Over the last century, social policies and programs and national support systems intended to help families and children improve their well-being were not necessarily designed to reduce burden or narrow gaps in access and outcomes for communities of color whereas white communities benefit from these supports. This brief presents lessons learned from projects that aimed to analyze three different national policies related to families in the US—the treatment of marriage in the tax system, child foster care placement, and the uptake of Social Security benefits—and the role of structural racism in the design and implementation of these policies. Urban Institute’s Office of Race and Equity Research asked three experts and scholars in their respective fields, Dorothy Brown (tax law and policy), Darcey H. Merritt (child welfare policy), and Mikki D. Waid (retirement policy and Social Security), about the kinds of analytical and research challenges researchers should address when studying each of these policies with a structural racism lens.
Why this matters
While researchers and the broader learning community are increasingly moving toward analyzing and understanding the deep legacy of racism in social programs, many are facing knowledge, experiential, analytical and methodological challenges. Because structural racism permeates across systems, spans across generations and is woven into various national-level laws and programs, it raises measurement and causal identification challenges that researchers need to name related to estimating or discussing its effects. This brief summarizes feedback on a common set of dimensions that encourage researchers to move away from narratives and decisions based on individual characteristics and toward identification and understanding of system-level decisions.
Key takeaways
Common Considerations Across Analyses
- Identify System-Level Design Choices and Drivers: Structural racism, a system-level phenomenon, currently is not fully measured in large datasets that tend to collect individual-level characteristics or responses. The mechanisms of racism cannot be well-measured in survey instruments, in part, because it is about systems and not just individual experiences, and it is difficult for people to respond about how a combination of multiple forces operates on their lives.
- Include Contextual Analysis: Researchers also need to consider how structural racism may shape the context of an intervention or policy and how that context interacts with other policy levers and may cause and sustain inequities. Tabulating data on racial disparities is not sufficient to show the effects of structural racism unless it is accompanied with current and previous context explaining how and why these disparities exist.

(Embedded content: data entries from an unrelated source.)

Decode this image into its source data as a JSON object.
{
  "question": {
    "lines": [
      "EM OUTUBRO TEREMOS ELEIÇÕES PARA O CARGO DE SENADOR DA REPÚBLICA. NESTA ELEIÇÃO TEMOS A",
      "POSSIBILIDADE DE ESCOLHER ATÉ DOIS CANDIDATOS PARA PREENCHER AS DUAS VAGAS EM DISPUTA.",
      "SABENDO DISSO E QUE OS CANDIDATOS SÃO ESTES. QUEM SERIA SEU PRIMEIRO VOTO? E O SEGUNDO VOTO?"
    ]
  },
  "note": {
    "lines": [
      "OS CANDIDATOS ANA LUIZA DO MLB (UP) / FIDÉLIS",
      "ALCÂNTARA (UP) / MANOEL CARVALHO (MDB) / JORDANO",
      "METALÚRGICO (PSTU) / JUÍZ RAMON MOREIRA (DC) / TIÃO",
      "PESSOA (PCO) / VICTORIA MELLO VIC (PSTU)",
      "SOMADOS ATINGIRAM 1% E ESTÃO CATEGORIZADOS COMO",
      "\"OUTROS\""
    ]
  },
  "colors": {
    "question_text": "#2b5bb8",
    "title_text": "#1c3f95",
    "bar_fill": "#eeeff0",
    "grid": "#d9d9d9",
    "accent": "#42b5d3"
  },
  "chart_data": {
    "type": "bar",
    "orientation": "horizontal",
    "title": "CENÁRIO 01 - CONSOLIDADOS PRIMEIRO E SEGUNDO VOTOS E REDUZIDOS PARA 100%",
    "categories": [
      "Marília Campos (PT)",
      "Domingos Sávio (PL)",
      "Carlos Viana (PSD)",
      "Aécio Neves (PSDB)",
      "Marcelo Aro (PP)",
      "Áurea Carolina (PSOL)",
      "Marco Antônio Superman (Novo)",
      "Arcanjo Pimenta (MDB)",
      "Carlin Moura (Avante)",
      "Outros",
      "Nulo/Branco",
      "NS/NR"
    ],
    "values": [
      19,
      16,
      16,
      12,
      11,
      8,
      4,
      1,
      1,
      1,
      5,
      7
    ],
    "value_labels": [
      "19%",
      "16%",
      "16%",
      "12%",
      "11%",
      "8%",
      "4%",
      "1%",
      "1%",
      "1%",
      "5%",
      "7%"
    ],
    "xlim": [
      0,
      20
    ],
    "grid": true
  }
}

- Design and Conduct Interviews for Trust and Nuance: It is critical for researchers to build trust and rapport with participants; it helps generate rich conversations, maintain respect, and minimize the often-transactional nature of researchers asking participants for information. This is especially true when researchers are inquiring about sensitive topics such as how people perceive and experience race and racism and when participants do not identify with the social identity or backgrounds of the research team.
Lessons Experts Identified Across Three Projects
- Studying racial disparities is not the same as studying racism, and studies aiming to assess the causal effect of structural racism are not the same as studies of the moderating effect of race or other demographic characteristics. Study designs should articulate and reflect this distinction of causal vs correlational and structural vs individual analysis.
- The framing of a study of structural racism requires citing previous work that uses a structural racism lens, clearly indicating whether racism is being treated as a contextual or causal factor.
- Project teams should include scholars and practitioners of color with expertise on and lived experience of structural racism. Because researchers are often trained within a narrow discipline, method and a specific program or field specialization, they may lack the subject matter expertise on structural racism, may not be fully versed in the literature on structural racism and/or have the lived experience to frame research questions from this perspective. Researchers’ positionality, which includes their world view, beliefs, values and lived experience, shape the way research is conducted, its outcomes and results, and who has power to conduct and disseminate research.
How we did it
To explore how structural racism drives outcomes across policy areas, in late 2021, Urban Institute experts launched the project “Interrupting Structural Racism’s Impact on Health and Well-Being,” which included five demonstration studies of varied scope and approach to examine how structural racism plays out in different systems and how systemic changes could produce more equitable outcomes. The studies spanned the fields of transportation, behavioral health, child welfare, tax policy, and retirement policy.
To support the participating researchers, we assembled a primarily Black, and people of color (BIPOC) leadership and advisory team that brought extensive experience studying racial inequality in policy and practice across issue areas. This advisory group included founders and leads of Urban’s Office of Race and Equity Research (ORER), which launched in 2022, several experts who came to Urban through the equity scholars program and external experts with relevant subject matter expertise, including Dorothy Brown, Darcey H. Merritt, and Mikki D. Waid. The external experts’ feedback provided a common set of dimensions to consider, focusing on improving the framing and analysis of the historical and current structures that led to and maintain the ongoing disparities in national policies in the United States, which were synthesized in this brief.